Dear Harrison Butker, 

Your commencement speech at Benedictine College does not reflect the world in which you and I grew up.

We are both from Decatur, Ga. Our high schools are a thirty-minute drive away from one another, and I expect that as fellow Georgians, we would even offer the same disclaimer: “Well, thirty minutes, assuming minimal traffic.” 

I attend school at your alma mater, and in less than two years I will be alongside you saying “to HELL with georgia” in the alumni suite. 

Yet, I disagree with nearly everything you said in your commencement speech.

Sure, we can point out differences in the number of Super Bowl rings between us or that I am a woman and you are a man, but those differences do not account for the major discrepancies in our interpretations of American society. 

In your speech, you say that “[t]he world around us says that we should keep our beliefs to ourselves whenever they go against the tyranny of diversity, equity, and inclusion.” 

But there is no DEI tyranny. The worlds we live in are not governed by these ideals, not only systemically but culturally. The narrative of DEI forcefully suppressing opposing beliefs is nothing in comparison to the reality of the institutional forces that oppose progressive thought.

For example, in your address you said  you “have gained quite the reputation for speaking [your] mind.”  This descriptor puts you in a group with other politically active athletes who use their platforms to say what they believe, such as Colin Kaepernick and Muhammad Ali. 

The key difference is what your fellow athletes stood for. They both took a stance for equity and as a result, were effectively blacklisted from their sports. The most severe consequence  of your political stance has been internet backlash. That does not sound like diversity, equity and inclusion reign in our culture.

Suppression of activism extends beyond the world of professional sports. 

As a fellow Jacket, I assume you are  familiar with the fight song “Ramblin’ Wreck from Georgia Tech,” in which one of the lyrics is “Oh, if I had a daughter sir, I’d dress her in white and gold, And put her on the campus, sir, to cheer the brave and bold.” 

For years, this lyric has been controversial because it suggests a woman’s role at the Institute to cheer on male students. It is a lyric that stands against inclusion.

There have been campaigns and elections to change the lyrics, but despite the alleged tyranny of diversity, this lyric continues to appear in the T-book and all other official publications. Even on a systemic level, women continue to be a minority at the Institute, despite the growing numbers of female applicants in recent years. 

Time and time again, those in power shut down efforts toward diversity and inclusion. Then, it is not diversity, equity, and inclusion that are tyrannical, but the current doctrines of empowered people. 

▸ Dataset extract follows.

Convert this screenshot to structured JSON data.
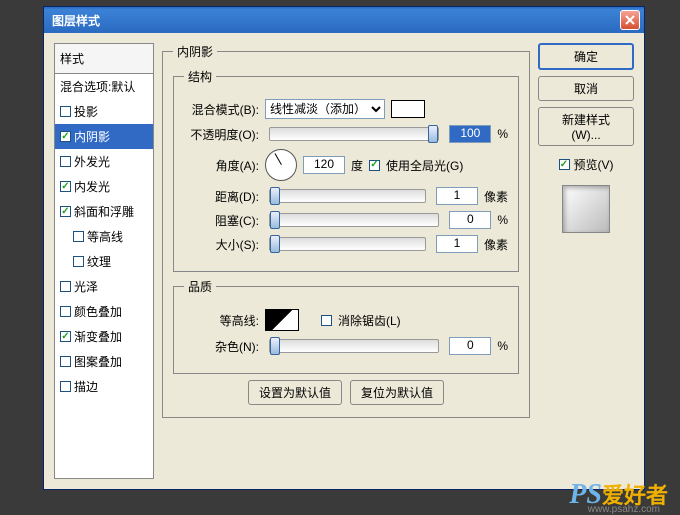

In your speech, you said that, “Our Catholic faith has always been countercultural.” I push you to consider that your faith may be countercultural in the broader world, but not in positions of power. 

Proportional to the United States population, Catholicism is disproportionately represented in public office. According to the Pew Research Center, 20% of Americans identify as Catholic. However, nearly 30% of Congress members identify as Catholic, as well as President Joe Biden and two-thirds of the Supreme Court.

While Catholics are a minority in the United States, they are not a minority in circles of influence. Your faith is extremely well-protected, unlike abortion, IVF or surrogacy, all of which you mention as the results of poor leadership in the United States.

The tyranny you describe does not exist. You speak of honoring your vocation as a man, and a part of that is listening to the women  who are the backbone of society. 

I implore you to write about what you know — the world as it really is.